Il signor Gil Grissom mi fissa in silenzio. La rarefazione comunicativa tra noi in questo momento mi rimanda a sensazioni come la mancanza di aria. Avete presente di cosa parlo, quella specie di assordante silenzio che si crea nelle situazioni imbarazzanti.
Dimostra forse la mezza età, che viene però surclassata dallo sguardo vigile e calmo. Mi sembra di essere studiato. Dalla sua cartella è emersa la figura di un ottimo agente della scientifica, una persona votata al lavoro e a pochi, sani hobby. Mi chiedo dove porterà il nostro incontro.
Il momento delle domande arriva inevitabile, e nella difficoltà di trovare un incipit quanto meno non stupido mi ricordo improvvisamente dei motivi per cui gli psicologi vengono pagati. Per questo inizio in modo cauto. So che il signor Grissom è venuto per la consueta visita annuale, per la valutazione dello stato della sua salute mentale.
Percepsico in modo chiaro la mia impotenza nel poter dare giudizi simili. Gil Grissom è un uomo molto particolare. Ha un fare tecnico-scientifico nella fase colloquiale e introduttiva del nostro incontro, muove la bocca senza esagerare la propria espressione.
Sa cosa aspettarsi da una seduta come questa, ma si dimostra profondamente educato, e nonostante abbia la chiara percezione che lui stia vivendo il nostro incontro come una perdita di tempo, prosegue nel parlarmi delle sue cose. Comincio a sentirmi a mio agio.
Ha perso il padre quando era piccolo. Non sono uno psicanalista, ma non posso non tenere conto di questo fatto. Il padre gli ha trasmesso l’amore per la scienza, era un professore. Coglie l’occasione per aprirmi uno spiraglio, e io lo afferro al volo.
Gli piacerebbe concepire i vantaggi dell’assenza di logica. Afferma, con la consueta calma, di essere schiavo e padrone del ragionamento logico, di non poter prescindere dai vantaggi dati dalla logica dei predicati e dal linguaggio proposizionale. Mi chiede se è possibile concepire l’inconcepibilità.
Mi viene da sorridere. E che ne so io, penso immediatamente. Ma ho come la sensazione che lui sappia cosa sto pensando. Che la sua domanda non sia tanto rivolta a me quanto all’esistenza stessa, e che sia un ironico domandarsi perchè di un finale di una tragedia greca.
Concepire l’inconcepibile. E’ poi così difficile entrare nella mente delle altre persone? Grissom lo fa quotidianamente, mi spiega. Il suo modo logico di procedere lo porta a doversi immedesimare sempre in persone, e perfino in luoghi, che trasudano delitto, che trasudano colpevolezza.
E a giudicare da quello che mi racconta, lui è più bravo di me. A tratti mi ricorda una personalità ossessiva, non un vero e proprio disturbo ossessivo compulsivo, ma alcune sue tendenze a collezionare, a catalogare spingono forte in quella direzione.

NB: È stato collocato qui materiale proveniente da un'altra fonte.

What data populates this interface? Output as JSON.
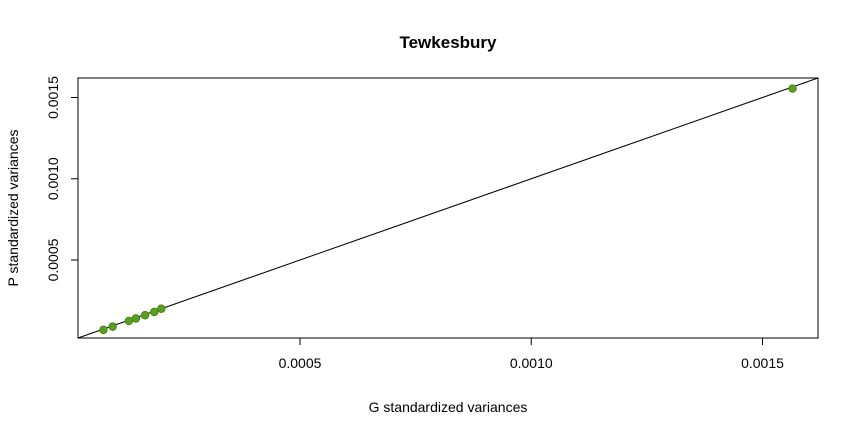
{
  "chart_data": {
    "type": "scatter",
    "title": "Tewkesbury",
    "xlabel": "G standardized variances",
    "ylabel": "P standardized variances",
    "xlim": [
      2e-05,
      0.00162
    ],
    "ylim": [
      2e-05,
      0.00162
    ],
    "xticks": [
      {
        "value": 0.0005,
        "label": "0.0005"
      },
      {
        "value": 0.001,
        "label": "0.0010"
      },
      {
        "value": 0.0015,
        "label": "0.0015"
      }
    ],
    "yticks": [
      {
        "value": 0.0005,
        "label": "0.0005"
      },
      {
        "value": 0.001,
        "label": "0.0010"
      },
      {
        "value": 0.0015,
        "label": "0.0015"
      }
    ],
    "reference_line": {
      "intercept": 0,
      "slope": 1,
      "color": "#000000"
    },
    "point_color": "#5aa01e",
    "point_edge_color": "#3f7a10",
    "points": [
      {
        "x": 7.5e-05,
        "y": 7e-05
      },
      {
        "x": 9.5e-05,
        "y": 9e-05
      },
      {
        "x": 0.00013,
        "y": 0.000125
      },
      {
        "x": 0.000145,
        "y": 0.00014
      },
      {
        "x": 0.000165,
        "y": 0.00016
      },
      {
        "x": 0.000185,
        "y": 0.00018
      },
      {
        "x": 0.0002,
        "y": 0.0002
      },
      {
        "x": 0.001565,
        "y": 0.001555
      }
    ],
    "grid": false,
    "legend": "none"
  }
}
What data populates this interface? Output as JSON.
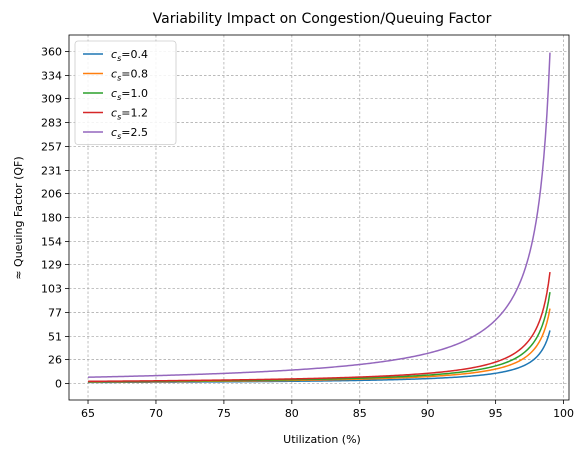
{
  "chart_data": {
    "type": "line",
    "title": "Variability Impact on Congestion/Queuing Factor",
    "xlabel": "Utilization (%)",
    "ylabel": "≈ Queuing Factor (QF)",
    "xlim": [
      63.6,
      100.4
    ],
    "ylim": [
      -18,
      378
    ],
    "xticks": [
      65,
      70,
      75,
      80,
      85,
      90,
      95,
      100
    ],
    "yticks": [
      0,
      26,
      51,
      77,
      103,
      129,
      154,
      180,
      206,
      231,
      257,
      283,
      309,
      334,
      360
    ],
    "grid": true,
    "legend_position": "top-left",
    "x_range": [
      65,
      99
    ],
    "formula": "((1 + cs^2) / 2) * (u / (1 - u))",
    "series": [
      {
        "name": "=0.4",
        "name_prefix": "c",
        "name_sub": "s",
        "cs": 0.4,
        "color": "#1f77b4"
      },
      {
        "name": "=0.8",
        "name_prefix": "c",
        "name_sub": "s",
        "cs": 0.8,
        "color": "#ff7f0e"
      },
      {
        "name": "=1.0",
        "name_prefix": "c",
        "name_sub": "s",
        "cs": 1.0,
        "color": "#2ca02c"
      },
      {
        "name": "=1.2",
        "name_prefix": "c",
        "name_sub": "s",
        "cs": 1.2,
        "color": "#d62728"
      },
      {
        "name": "=2.5",
        "name_prefix": "c",
        "name_sub": "s",
        "cs": 2.5,
        "color": "#9467bd"
      }
    ]
  }
}
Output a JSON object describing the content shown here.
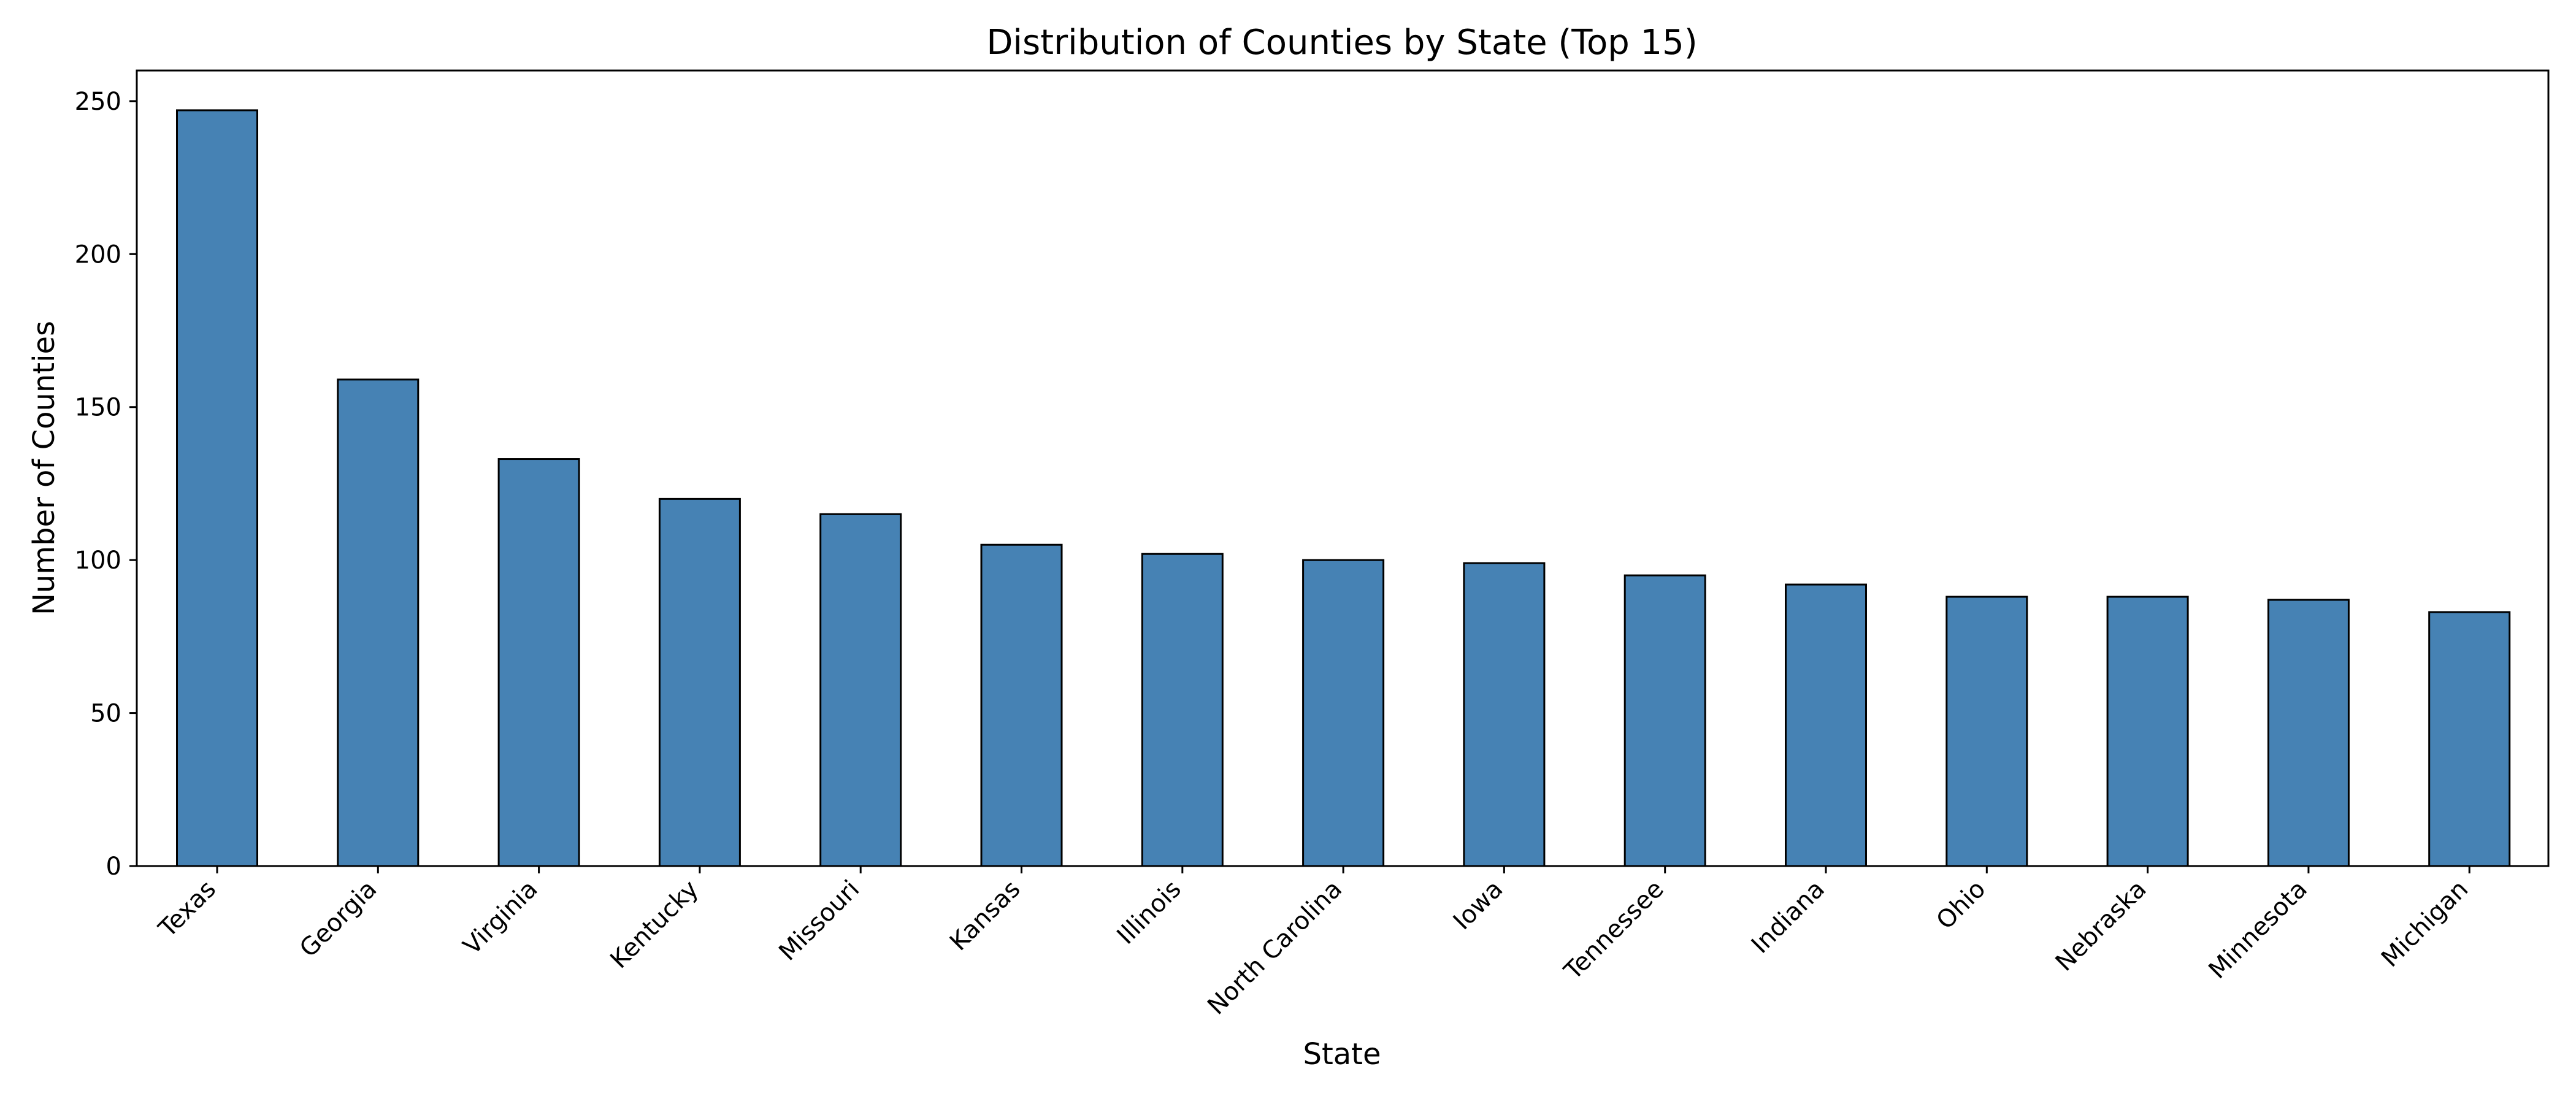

Poi mi accorgo che c’è dell’altro. L’emotività è tutta da considerare. Si muove nel mondo che lo circonda con la stessa, razionale prudenza con cui affronta i propri casi, o con cui risolve le parole crociate. Ha avuto delle relazioni, ma non è intenzionato a racocntarmi di più, e io non insisto.
La persona che ho davanti, la sua stessa presenza, mi ricorda che sto lavorando, e che devo cercare di limitare le mie fantasticherie. Allora mi concentro sul paziente, e non sull’ammirazione che questi suscita nei miei confronti. Non posso insistere, ma mi dice che ha un’affettività complessa e semplice allo stesso modo.
L’intensità con cui vive le relazioni varia, e per relazioni intendo anche quelle di amicizia, o di lavoro. Quest’ultimo sembra essere l’unico vero pretesto, l’unica giustificazione per auto-concedersi di sentirsi a proprio agio con altre persone.
Sordità emotiva, penso. Sindrome di Asperger. Forse si tratta proprio di quello. Persone la cui funzionalità approssima la normalità, (mal) nascondendo in realtà la capacità di leggere gli stati mentali altrui. L’Asperger vede un sorriso e non lo in terpreta correttamente, non capisce cosa comunichi. Questo può causare seri problemi, specie quando si è piccoli.
Inoltre spesso coloro che sono affetti da questa sindrome sviluppano capacità straordinarie in settori specifici. Ci penso su. Non gli si addice. Secondo me lui i miei sorrisi li interpreta bene, forse non ne capisce la genesi, ma sono convinto che, con uno “strumento cognitivo” o un altro, riesce a apirne il significato. E va ben oltre.
Non ne sono assolutamente certo, ma credo che uscendo dal mio studio abbia accennato un sorriso.